Zwar wird in Jean-Pierre Améris‘ charmanter Liebeskomödie „Die Anonymen Romantiker“ nur wenig gesungen, der Zauber und die Wärme des Films evozieren aber unverkennbar den Geist französischer Musicals in der Nachfolge Jacques Demys. Schon das geschmackvolle Setting mit seinen malerischen Farben und der detailverliebten Ausstattung, deren Look eine heile Welt der 1950er Jahre beschwört, huldigt diesem unzeitgemäßen Genre. Noch mehr ist es aber die beschwingt kommentierende Musik, die den Film strukturiert und die durch prägnante Akzentuierungen zur Mitspielerin wird, die das Geschehen vorbereitet, begleitet oder dramatisch zuspitzt. Eine höchst dynamische, die parallelen Handlungen verbindende Montage fungiert als Pendant dieser Dramaturgie.
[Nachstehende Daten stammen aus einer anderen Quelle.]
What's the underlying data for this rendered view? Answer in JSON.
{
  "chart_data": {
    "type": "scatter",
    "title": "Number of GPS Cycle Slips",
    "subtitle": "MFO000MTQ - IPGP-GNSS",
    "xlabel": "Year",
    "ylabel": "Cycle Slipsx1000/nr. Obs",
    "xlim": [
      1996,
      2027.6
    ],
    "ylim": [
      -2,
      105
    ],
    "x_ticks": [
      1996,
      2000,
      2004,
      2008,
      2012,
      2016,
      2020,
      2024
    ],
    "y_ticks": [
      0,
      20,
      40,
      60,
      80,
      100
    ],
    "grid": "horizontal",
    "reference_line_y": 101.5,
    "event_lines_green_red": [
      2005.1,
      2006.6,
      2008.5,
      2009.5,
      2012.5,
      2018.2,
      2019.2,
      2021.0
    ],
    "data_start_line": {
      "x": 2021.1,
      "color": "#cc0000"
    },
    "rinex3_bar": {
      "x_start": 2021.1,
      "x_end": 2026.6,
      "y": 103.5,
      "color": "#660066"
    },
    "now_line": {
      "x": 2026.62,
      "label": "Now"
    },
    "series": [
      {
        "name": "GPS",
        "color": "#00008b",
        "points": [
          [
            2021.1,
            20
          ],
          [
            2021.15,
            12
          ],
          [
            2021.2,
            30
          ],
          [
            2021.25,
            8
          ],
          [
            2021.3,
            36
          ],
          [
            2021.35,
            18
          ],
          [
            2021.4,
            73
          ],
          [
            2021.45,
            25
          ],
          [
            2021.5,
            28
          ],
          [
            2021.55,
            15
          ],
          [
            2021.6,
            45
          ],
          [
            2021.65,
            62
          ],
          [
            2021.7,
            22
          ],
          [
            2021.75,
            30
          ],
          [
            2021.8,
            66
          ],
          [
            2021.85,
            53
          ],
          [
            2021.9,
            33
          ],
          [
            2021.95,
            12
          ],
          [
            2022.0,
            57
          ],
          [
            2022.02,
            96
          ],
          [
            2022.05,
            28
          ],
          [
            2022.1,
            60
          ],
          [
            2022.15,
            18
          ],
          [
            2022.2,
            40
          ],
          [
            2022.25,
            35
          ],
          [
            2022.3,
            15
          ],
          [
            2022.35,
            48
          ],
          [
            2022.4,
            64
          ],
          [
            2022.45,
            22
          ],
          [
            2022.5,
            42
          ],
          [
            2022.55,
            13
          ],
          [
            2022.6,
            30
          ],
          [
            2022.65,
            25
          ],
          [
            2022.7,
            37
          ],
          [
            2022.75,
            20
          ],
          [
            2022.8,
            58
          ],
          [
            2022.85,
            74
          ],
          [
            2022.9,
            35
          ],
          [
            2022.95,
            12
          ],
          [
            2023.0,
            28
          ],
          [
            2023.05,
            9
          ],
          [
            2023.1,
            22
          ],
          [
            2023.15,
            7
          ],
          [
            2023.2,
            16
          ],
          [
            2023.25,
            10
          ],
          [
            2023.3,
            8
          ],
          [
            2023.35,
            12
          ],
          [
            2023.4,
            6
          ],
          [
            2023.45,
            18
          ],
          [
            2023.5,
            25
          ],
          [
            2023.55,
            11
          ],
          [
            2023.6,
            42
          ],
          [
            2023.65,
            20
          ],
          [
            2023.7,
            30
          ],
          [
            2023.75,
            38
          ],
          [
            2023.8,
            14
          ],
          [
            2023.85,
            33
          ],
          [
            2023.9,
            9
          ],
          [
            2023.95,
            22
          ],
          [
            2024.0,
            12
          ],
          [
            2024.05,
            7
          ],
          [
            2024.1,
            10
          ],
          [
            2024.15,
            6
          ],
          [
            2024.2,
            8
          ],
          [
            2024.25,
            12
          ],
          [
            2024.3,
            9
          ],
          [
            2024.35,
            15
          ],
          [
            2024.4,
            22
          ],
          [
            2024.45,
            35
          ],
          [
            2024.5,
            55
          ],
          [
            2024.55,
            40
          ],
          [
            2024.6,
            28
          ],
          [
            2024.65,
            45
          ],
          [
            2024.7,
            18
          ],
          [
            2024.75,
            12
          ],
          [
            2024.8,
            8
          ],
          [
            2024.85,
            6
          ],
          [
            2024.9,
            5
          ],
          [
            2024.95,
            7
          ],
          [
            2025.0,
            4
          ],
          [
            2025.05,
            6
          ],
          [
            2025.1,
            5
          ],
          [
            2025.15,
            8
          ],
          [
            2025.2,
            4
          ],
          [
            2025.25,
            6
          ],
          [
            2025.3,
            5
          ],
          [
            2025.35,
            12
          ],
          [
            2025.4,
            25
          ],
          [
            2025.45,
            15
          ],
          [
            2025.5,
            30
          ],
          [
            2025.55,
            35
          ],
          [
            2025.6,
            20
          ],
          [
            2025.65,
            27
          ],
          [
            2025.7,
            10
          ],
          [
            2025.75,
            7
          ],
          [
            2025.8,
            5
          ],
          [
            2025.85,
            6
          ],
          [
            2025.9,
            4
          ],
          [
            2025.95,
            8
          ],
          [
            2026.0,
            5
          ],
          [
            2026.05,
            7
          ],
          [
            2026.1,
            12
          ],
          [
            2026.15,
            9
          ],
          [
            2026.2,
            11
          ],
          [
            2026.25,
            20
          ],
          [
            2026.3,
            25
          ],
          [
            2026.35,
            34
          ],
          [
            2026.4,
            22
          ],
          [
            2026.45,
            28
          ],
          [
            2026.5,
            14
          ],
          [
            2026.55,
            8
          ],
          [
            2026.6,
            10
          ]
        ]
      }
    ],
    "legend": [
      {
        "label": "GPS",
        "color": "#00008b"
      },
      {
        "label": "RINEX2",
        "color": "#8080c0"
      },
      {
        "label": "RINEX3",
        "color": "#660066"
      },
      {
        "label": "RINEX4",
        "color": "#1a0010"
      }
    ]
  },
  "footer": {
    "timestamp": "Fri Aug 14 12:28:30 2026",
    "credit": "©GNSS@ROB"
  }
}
Das Nebeneinander- und Entgegensetzende einer solchen Ordnung ist auch nötig, denn die beiden liebenswerten Protagonisten Angélique und Jean-René, hervorragend verkörpert von Isabelle Carré und Benoît Poelvoorde, bewegen sich fortwährend aufeinander zu und voneinander weg. Die Anziehungs- und Fliehkräfte bilden in ihrem prekären Verhältnis quasi ein instabiles Gleichgewicht; was vor allem in beider hochsensiblem, äußerst empfindsamem Naturell begründet liegt, worauf der französische Originaltitel „Les émotifs anonymes“ anspielt. So ist Angélique in einer Schüchternheit gefangen, über die sie sich in einer Selbsterfahrungsgruppe austauscht, während Jean-René seine Panikattacken vor dem weiblichen Gegenüber bei einem Psychoanalytiker zu therapieren sucht.
Die Selbstsuggestion ist ein anderes Mittel der Wahl: „Ich öffne mich dem Leben“, heißt einer der gegen Schweiß und Angst gerichteten Sätze, die aus der Befangenheit führen und dem wechselseitigen Versteckspiel ein Ende setzen sollen. Schließlich könnte Angélique, wäre sie innerlich nicht gezwungen, ihre überragende Könnerschaft als Chocolatière zu verheimlichen, der angeschlagenen Schokoladenmanufaktur Jean-Renés wieder auf die Beine helfen. Und die Erotik des schokoladenen Genusses könnte wiederum vielleicht auch der Unbeholfenheit des Chefs Flügel verleihen. Doch erst im trauten Zusammensein wirkt ihre übliche Fluchtreaktion auf ambivalente Weise auch befreiend.